Print Friendly, PDF & Email

Server virtualization is not an idea whose time has come to HPC. One of the big economic motivations that have driven the adoption of virtualization in the enterprise — server consolidation — simply doesn’t apply in HPC where utilization is typically north of the high 80s. Timothy Prickett Morgan agrees wholeheartedly with this in an article at The Register in which he also points out that there is at least the potential for some adoption on the basis of configuration flexibility and manageability

It is possible that HPC shops wanting to run distinct applications on different flavors of Linux or a mix of Linux and Windows will use hypervisors allow for this configuring and reconfiguring more easily. But plenty of people are skeptical of the idea.
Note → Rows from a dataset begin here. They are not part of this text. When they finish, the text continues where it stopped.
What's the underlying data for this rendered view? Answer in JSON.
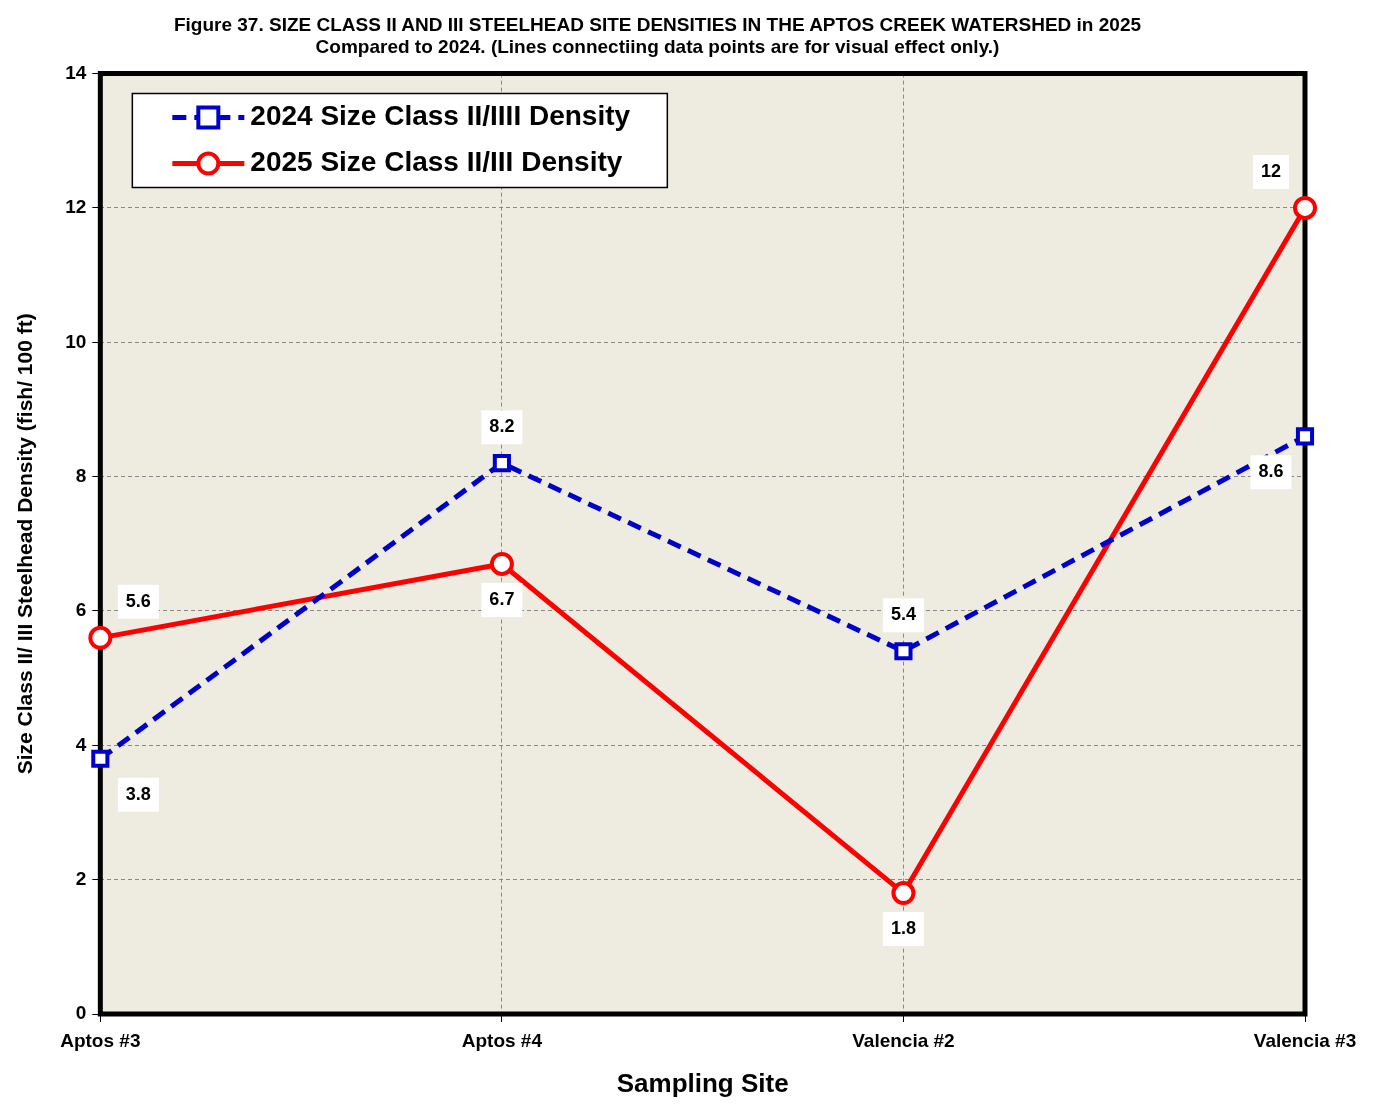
{
  "chart_data": {
    "type": "line",
    "title": "Figure 37. SIZE CLASS II AND III STEELHEAD SITE DENSITIES IN THE APTOS CREEK WATERSHED in 2025\nCompared to 2024. (Lines connectiing data points are for visual effect only.)",
    "xlabel": "Sampling Site",
    "ylabel": "Size Class II/ III Steelhead Density (fish/ 100 ft)",
    "categories": [
      "Aptos #3",
      "Aptos #4",
      "Valencia #2",
      "Valencia #3"
    ],
    "series": [
      {
        "name": "2024 Size Class II/IIII Density",
        "color": "#0000cc",
        "values": [
          3.8,
          8.2,
          5.4,
          8.6
        ],
        "marker": "square",
        "line_style": "dashed"
      },
      {
        "name": "2025 Size Class II/III Density",
        "color": "#ff0000",
        "values": [
          5.6,
          6.7,
          1.8,
          12
        ],
        "marker": "circle",
        "line_style": "solid"
      }
    ],
    "ylim": [
      0,
      14
    ],
    "yticks": [
      0,
      2,
      4,
      6,
      8,
      10,
      12,
      14
    ],
    "grid": true,
    "legend": "top left",
    "data_labels": true
  }
}
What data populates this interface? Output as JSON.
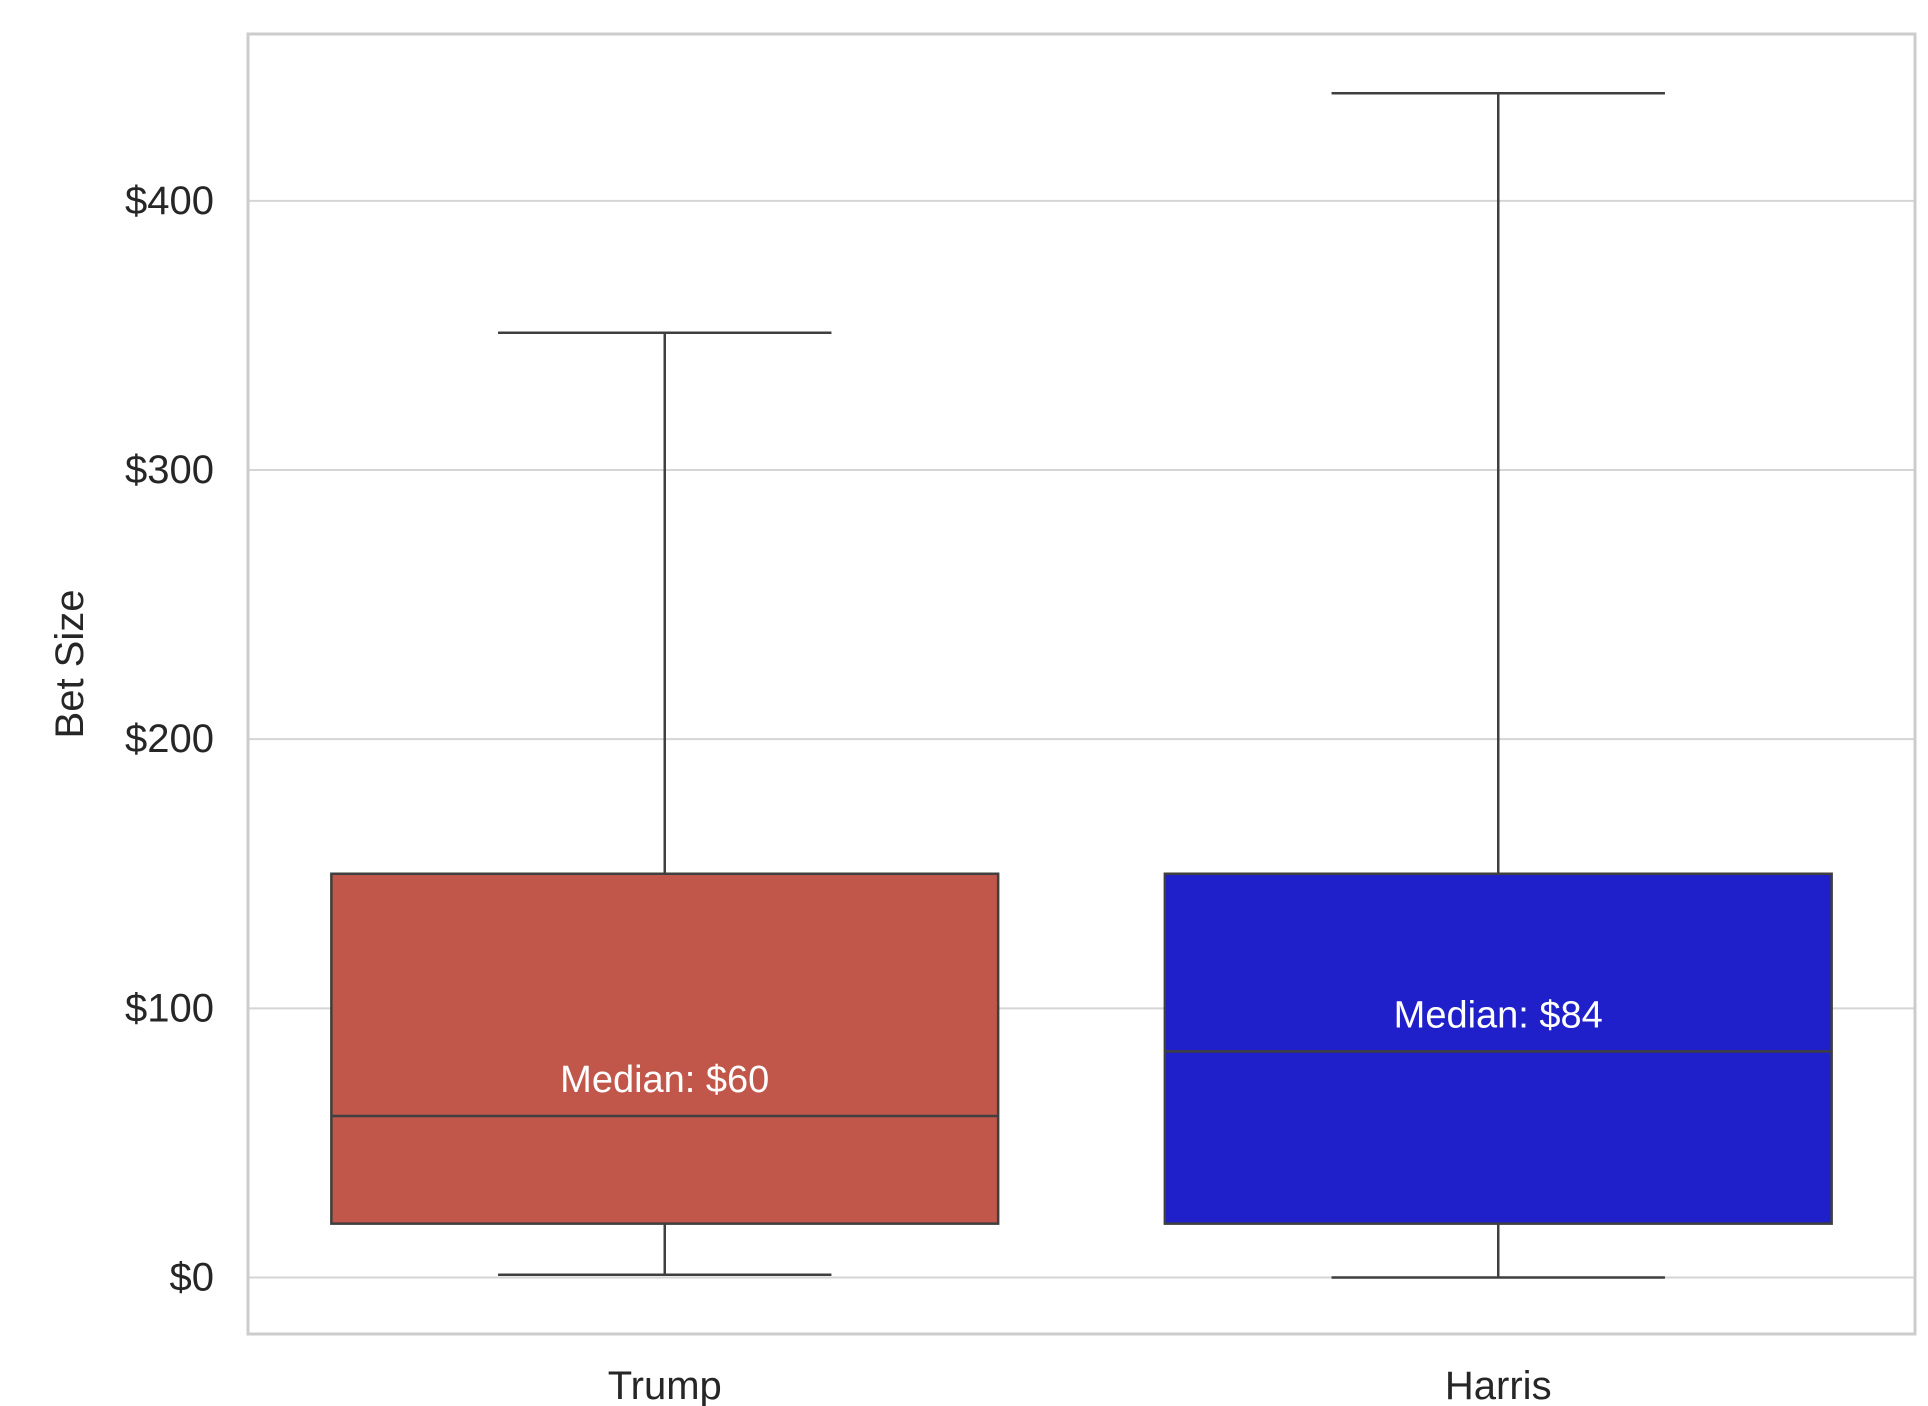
{
  "chart_data": {
    "type": "box",
    "title": "",
    "xlabel": "",
    "ylabel": "Bet Size",
    "ylim": [
      -21,
      462
    ],
    "grid": true,
    "y_ticks": [
      {
        "value": 0,
        "label": "$0"
      },
      {
        "value": 100,
        "label": "$100"
      },
      {
        "value": 200,
        "label": "$200"
      },
      {
        "value": 300,
        "label": "$300"
      },
      {
        "value": 400,
        "label": "$400"
      }
    ],
    "categories": [
      "Trump",
      "Harris"
    ],
    "boxes": [
      {
        "category": "Trump",
        "color": "#c0574a",
        "whisker_low": 1,
        "q1": 20,
        "median": 60,
        "q3": 150,
        "whisker_high": 351,
        "median_label": "Median: $60"
      },
      {
        "category": "Harris",
        "color": "#1f20c9",
        "whisker_low": 0,
        "q1": 20,
        "median": 84,
        "q3": 150,
        "whisker_high": 440,
        "median_label": "Median: $84"
      }
    ],
    "colors": {
      "gridline": "#d5d5d5",
      "frame": "#cccccc",
      "box_edge": "#3f3f3f",
      "text": "#262626"
    }
  }
}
“The biggest use of virtualization is to allow multiple applications to run protected,” explains David Scott, petascale product line architect in Intel’s HPC platform unit. “This is potentially an area. Customers are thinking about it, but no one has done it yet.”

I agree that there is a potential for this, but we aren’t seeing any demand at all in the day job (very high end scientific HPC center), and I suspect that if I proposed it I would have to sit in the penalty box for a week.


  1. Jason Riedy says

    Of course one of the standard HPC centers would dump on this idea. The major centers all are based on government-money-scale machines. Those are from a single vendor, and that vendor must extract as much money from support on these one-off machines as possible. Thus they must reduce their own support costs, and that implies making the machine as uniform as possible.

    A *computation* center serving mid-scale users (32-128 nodes) that are refugees from the major HPC centers might be a better target. Users could state the OS,etc. their code already runs on, and the center can try to provide it. They can have minimal cost migration from the HPC centers. The centers demand larger and larger jobs for access, but many users have fixed-size jobs that they want to run faster.

    Plus, virtualization may allow non-forklift upgrades. Swapping in new machines may not require *any* user-visible changes for existing code and platforms. New code/platforms can take advantage of new features.

    The deadly part about virtualization is the added (and *variable*) latency. Bandwidth is manageable (RDMA passes through cleanly), but the extra layer of system calls will hurt latency-sensitive codes. Latency-tolerant codes may work well, but performance tuning will be a horribly difficult. So users more interested in short time-to-solution (combination of short development cycles and faster hardware cycles) could benefit. Again, these are not the target of the govt HPC centers, where long development cycles and Herculean tuning efforts reign.